知らぬが仏、という言葉がある。ある意味無知であるがゆえに楽天的になれる、ということだが、そのまま裏返せば「知れば地獄」ともなる。実際、そのことを知ったために予約を変更した方がいいかもとか、ちょっとジタバタ「気持ち悪い」時間を過ごした。「備えあれば患いなし」も、どんな病気や災害に、どんなふうに備えたらいいか、そのための用具、知識をどうやって入手するか等々、無知なままでは何ひとつ備えることができない。そのうえで「患いなし=楽天的」なのだよ、と読み換えるべきなのである—それでも、へそ曲がりは抵抗する。「怖さ知らずだからこそ、人は新しいことができるのではないか。」でも、内心ちょっと分が悪い感じはする。

働きかた未改革

「宮代運動公園にて」  移動中チラッと見えた、気持ちよさそうな場所

「働く」ということはどういうことか。その「定義」をこれまでと変え、「新しい働き方」を志向する、というのが「働き方改革」ではなかっただろうか。コロナ禍でオンライン化が加速され、改革は進むはずだったのではないか。ろくすっぽ働きもしないわたしがいうのもなんだが、もっぱら時短とオンライン環境くらいが話題になるだけで、「働く」ということの意味自体はほとんど問われていないのではないか、と思う。

働く時間と方法という意味では、確かに文字どおり「働き方」はすこし変化(決して改革なんかではなく)したかもしれない。飲食店ではテイクアウト用の品を作るようになり、会社員の数%は会社に出勤せずに仕事ができるようになり、配達する人は一層忙しく、体力をすり減らすようになった。でも、これでは単に「働き方の変化」ではあるが、どこも改革になどなっていない。働かなければ生きていけない以上、働き方=生き方であり、そうであるならば、「どう生きるか」「どんな生き方をしたいのか」を考えずに「働き方改革」など、絵に描いた餅どころではない。
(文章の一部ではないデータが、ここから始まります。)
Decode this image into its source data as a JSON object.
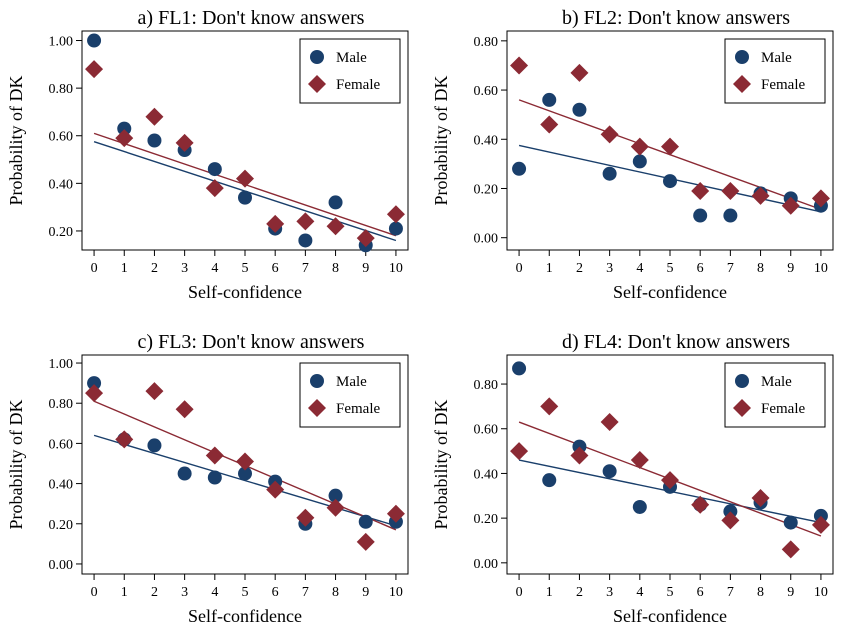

「働き方改革」の根本は「働く=お金を稼ぐ=時間・体力の提供」という等式を変えるということだろうと、わたしは思う。働く≠お金を稼ぐ、でもいいし、お金を稼ぐ≠時間・体力の提供でもいい。とにかく、この等式からチェンジすることが「改革」なのではないか、と考えるのである。会社が個人の上に在って、雇ってもらわなければ生きていけないという悲壮な発想を変えること。それが改革のエンジンなのではないか。

大きな会社に就職して「安心安全!な生活」のあと、悠々自適に海外旅行…なんて戦後の発想が今も年配の方を中心に、妄想として残っているのではないだろうか。どこかで「額に汗して」「世のため、人のため、会社のため」に「自己犠牲を顧みない」という、誤った「美徳」感をいまだにまき散らしているのではないか。それが子ども、孫に悪影響を及ぼしていることにさえ気づかないほど、耄碌した社会になってしまっているのではないか。「遊んで暮らせるほど世の中は甘くない」と教訓を垂れるのではなく、そういう社会になったらみんな楽しいんじゃない?という肯定感が、この奴隷根性に縛られた日本には今一番必要なんじゃないかな、と思うのだけれど。